Using GPUs with Python
Questions
What is GPU acceleration?
How to enable GPUs (for instance with CUDA) in Python code?
How to deploy GPUs at HPC2N, UPPMAX, LUNARC, NSC, PDC and C3SE?
Objectives
Get an intro to common schemes for GPU code acceleration
Learn about the GPU nodes at HPC2N, UPPMAX, LUNARC, NSC, PDC, and C3SE
Learn how to make a batch script asking for GPU nodes at HPC2N, UPPMAX, LUNARC, NSC, PDC, and C3SE
Introduction
In order to understand the capabilities of a GPU, it is instructive to compare a pure CPU architecture with a GPU based architecture. Here, there is a schemematics of the former:
Pure CPU architecture (single node). In the present case there are 256 cores, each with its own cache memory (LX). There is a shared memory (~378 GB/NUMA node) for all these cores. This is an AMD Zen4 node. The base frequency is 2.25 GHz, but it can boost up to 3.1 GHz.

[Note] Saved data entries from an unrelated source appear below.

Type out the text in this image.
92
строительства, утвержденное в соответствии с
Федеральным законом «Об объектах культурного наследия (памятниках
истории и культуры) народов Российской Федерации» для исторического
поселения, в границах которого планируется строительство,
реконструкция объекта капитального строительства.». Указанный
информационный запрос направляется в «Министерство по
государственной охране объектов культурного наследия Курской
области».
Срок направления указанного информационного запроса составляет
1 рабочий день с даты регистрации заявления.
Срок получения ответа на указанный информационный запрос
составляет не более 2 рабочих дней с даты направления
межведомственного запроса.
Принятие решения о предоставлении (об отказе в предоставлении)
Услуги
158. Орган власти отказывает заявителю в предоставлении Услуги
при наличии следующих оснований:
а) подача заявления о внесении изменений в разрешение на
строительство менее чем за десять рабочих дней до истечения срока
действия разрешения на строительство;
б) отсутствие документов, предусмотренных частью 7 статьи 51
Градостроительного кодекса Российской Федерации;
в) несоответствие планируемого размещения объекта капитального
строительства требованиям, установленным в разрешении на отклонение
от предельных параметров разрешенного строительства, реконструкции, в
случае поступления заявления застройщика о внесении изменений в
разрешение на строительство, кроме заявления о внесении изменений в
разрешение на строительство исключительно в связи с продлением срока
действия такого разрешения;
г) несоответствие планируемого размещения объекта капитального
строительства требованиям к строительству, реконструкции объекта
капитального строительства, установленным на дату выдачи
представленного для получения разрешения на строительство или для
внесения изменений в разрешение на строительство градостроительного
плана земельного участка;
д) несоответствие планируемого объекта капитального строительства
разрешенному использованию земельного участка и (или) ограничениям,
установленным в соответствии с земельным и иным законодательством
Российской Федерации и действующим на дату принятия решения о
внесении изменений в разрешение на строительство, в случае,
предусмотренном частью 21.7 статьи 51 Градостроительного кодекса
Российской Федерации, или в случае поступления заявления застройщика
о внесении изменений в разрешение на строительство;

As for the GPU architecture, a GPU card of type Ada Lovelace (like the L40s) looks like this:
Note: The AD102 GPU also includes 288 FP64 Cores (2 per SM) which are not depicted in the above diagram. The FP64 TFLOP rate is 1/64th the TFLOP rate of FP32 operations. The small number of FP64 Cores are included to ensure any programs with FP64 code operate correctly, including FP64 Tensor Core code. This is a single GPU engine of a L40s card. There are 12 Graphics Processing Clusters (GPCs), 72 Texture Processing Clusters (TPCs), 144 Streaming Multiprocessors (SMs), and a 384-bit memory interface with 12 32-bit memory controllers). On the diagram, each green dot represents a CUDA core (single precision), while the yellow are RT cores and the blue Tensor cores. The cores are arranged in the slots called SMs in the figure. Cores in the same SM share some local and fast cache memory.
The GPC is the dominant high-level hardware block. Each GPC includes a dedicated Raster Engine, two Raster Operations (ROPs) partitions, with each partition containing eight individual ROP units, and six TPCs. Each TPC includes one PolyMorph Engine and two SMs. Each SM contain 128 CUDA Cores, one Ada Third-Generation RT Core, four Ada Fourth-Generation Tensor Cores, four Texture Units, a 256 KB Register File, and 128 KB of L1/Shared Memory, which can be configured for different memory sizes depending on the needs of the graphics or compute workload.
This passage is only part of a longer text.